Bien sûr, le plan d’action à cet égard n’a pas encore été déposé. Et d’excellentes décisions ont déjà été annoncées. Par exemple, le premier ministre a confirmé hier que le prolongement de la ligne bleue se ferait. Idem pour le train de l’Ouest et la navette sur le futur pont Champlain. À cela s’ajoutent l’arrivée des wagons Azur dans le métro ainsi que la réforme de la gouvernance des transports collectifs du Grand Montréal. Ce ménage permettra d’éviter des gâchis comme l’interminable réalisation du bus rapide sur Pie-IX.

Voilà une indéniable avancée. Or, un saut énorme est requis. Comme l’explique la politique énergétique dévoilée jeudi dernier, l’atteinte des cibles exigera une « réduction radicale de notre dépendance au pétrole ». Et pour l’instant, le Grand Montréal reste au neutre.
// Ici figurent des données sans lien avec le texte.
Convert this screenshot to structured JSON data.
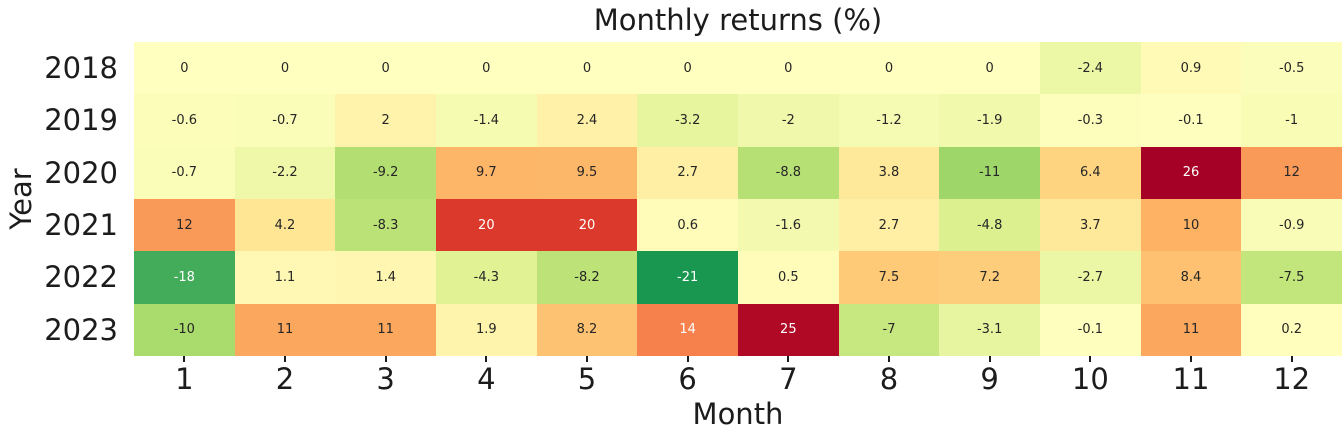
{
  "chart_data": {
    "type": "heatmap",
    "title": "Monthly returns (%)",
    "xlabel": "Month",
    "ylabel": "Year",
    "x_ticks": [
      "1",
      "2",
      "3",
      "4",
      "5",
      "6",
      "7",
      "8",
      "9",
      "10",
      "11",
      "12"
    ],
    "y_ticks": [
      "2018",
      "2019",
      "2020",
      "2021",
      "2022",
      "2023"
    ],
    "series": [
      {
        "name": "2018",
        "values": [
          0,
          0,
          0,
          0,
          0,
          0,
          0,
          0,
          0,
          -2.4,
          0.9,
          -0.5
        ]
      },
      {
        "name": "2019",
        "values": [
          -0.6,
          -0.7,
          2,
          -1.4,
          2.4,
          -3.2,
          -2,
          -1.2,
          -1.9,
          -0.3,
          -0.1,
          -1
        ]
      },
      {
        "name": "2020",
        "values": [
          -0.7,
          -2.2,
          -9.2,
          9.7,
          9.5,
          2.7,
          -8.8,
          3.8,
          -11,
          6.4,
          26,
          12
        ]
      },
      {
        "name": "2021",
        "values": [
          12,
          4.2,
          -8.3,
          20,
          20,
          0.6,
          -1.6,
          2.7,
          -4.8,
          3.7,
          10,
          -0.9
        ]
      },
      {
        "name": "2022",
        "values": [
          -18,
          1.1,
          1.4,
          -4.3,
          -8.2,
          -21,
          0.5,
          7.5,
          7.2,
          -2.7,
          8.4,
          -7.5
        ]
      },
      {
        "name": "2023",
        "values": [
          -10,
          11,
          11,
          1.9,
          8.2,
          14,
          25,
          -7,
          -3.1,
          -0.1,
          11,
          0.2
        ]
      }
    ],
    "colormap": {
      "name": "RdYlGn_r",
      "vmin": -26,
      "vmax": 26,
      "center": 0,
      "anchors": [
        [
          0.0,
          "#a50026"
        ],
        [
          0.1,
          "#d73027"
        ],
        [
          0.2,
          "#f46d43"
        ],
        [
          0.3,
          "#fdae61"
        ],
        [
          0.4,
          "#fee08b"
        ],
        [
          0.5,
          "#ffffbf"
        ],
        [
          0.6,
          "#d9ef8b"
        ],
        [
          0.7,
          "#a6d96a"
        ],
        [
          0.8,
          "#66bd63"
        ],
        [
          0.9,
          "#1a9850"
        ],
        [
          1.0,
          "#006837"
        ]
      ]
    },
    "annotation_text_colors": {
      "dark": "#262626",
      "light": "#ffffff"
    },
    "axis_text_color": "#1c1c1c",
    "legend": "none",
    "grid": false
  }
}
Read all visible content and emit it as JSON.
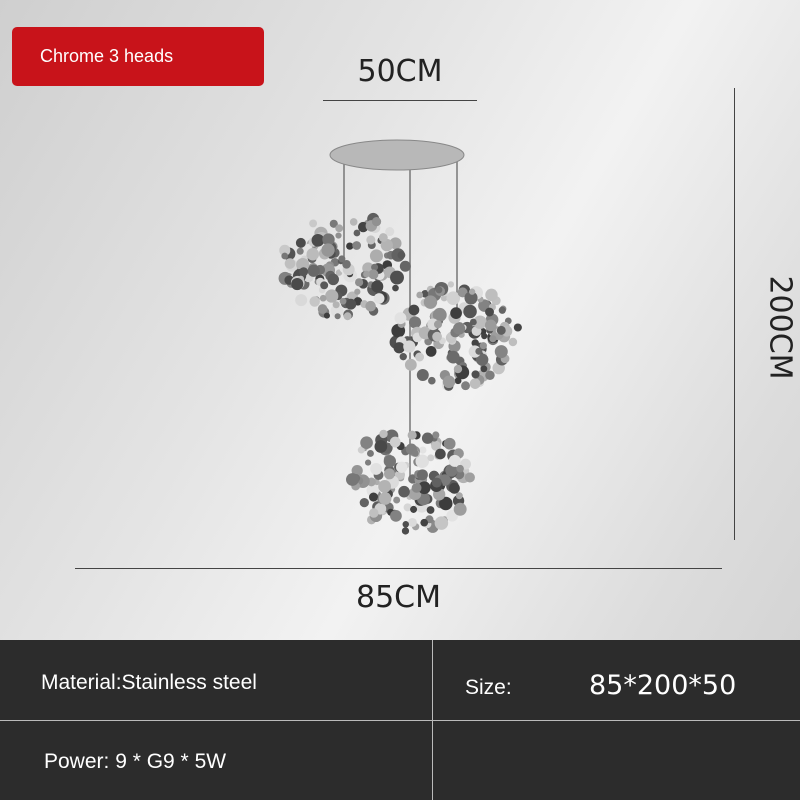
{
  "badge": {
    "label": "Chrome 3 heads",
    "color": "#c8131a"
  },
  "dimensions": {
    "width_top": "50CM",
    "height": "200CM",
    "width_bottom": "85CM"
  },
  "specs": {
    "material": "Material:Stainless steel",
    "size_label": "Size:",
    "size_value": "85*200*50",
    "power": "Power: 9 * G9 * 5W"
  }
}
C’est vrai pour les trains. Même si on a ajouté la coûteuse ligne de l’Est, le service décline ailleurs. Les retards augmentent, surtout sur la ligne Vaudreuil-Hudson, à cause des conflits avec les trains de marchandises.

C’est aussi vrai pour le métro et les autobus. La fréquentation des services de la STM a diminué l’année dernière. Depuis 2008, le recours à la voiture à l’heure de pointe est de plus en plus fréquent. Et le nombre de voitures continue d’augmenter plus vite que la population.

On comprend donc la limite des solutions actuelles. Québec mise encore sur une carotte pas si appétissante, sans oser sortir le bâton. Bref, on s’en remet trop à la vertu, une ressource limitée.

Après avoir assaini la gouvernance et lancé des projets structurants, M. Couillard devrait passer à la prochaine vitesse en modifiant quatre paramètres : les incitatifs, avec de réelles mesures d’écofiscalité qui intègreront le coût de la pollution. L’urbanisme, car on ne peut blâmer un résidant de la banlieue de prendre sa voiture si tout l’y encourage. La technologie, pour forcer les constructeurs à améliorer le rendement de leurs moteurs. Et enfin, les investissements en infrastructures. D’ici 2030, un plus grand pourcentage de cette enveloppe devrait être réservé aux transports collectifs.

La nouvelle politique énergétique prévoit la création d’un organisme-conseil. Mais peut-être que ce dont Québec a vraiment besoin, c’est d’un conseiller en courage.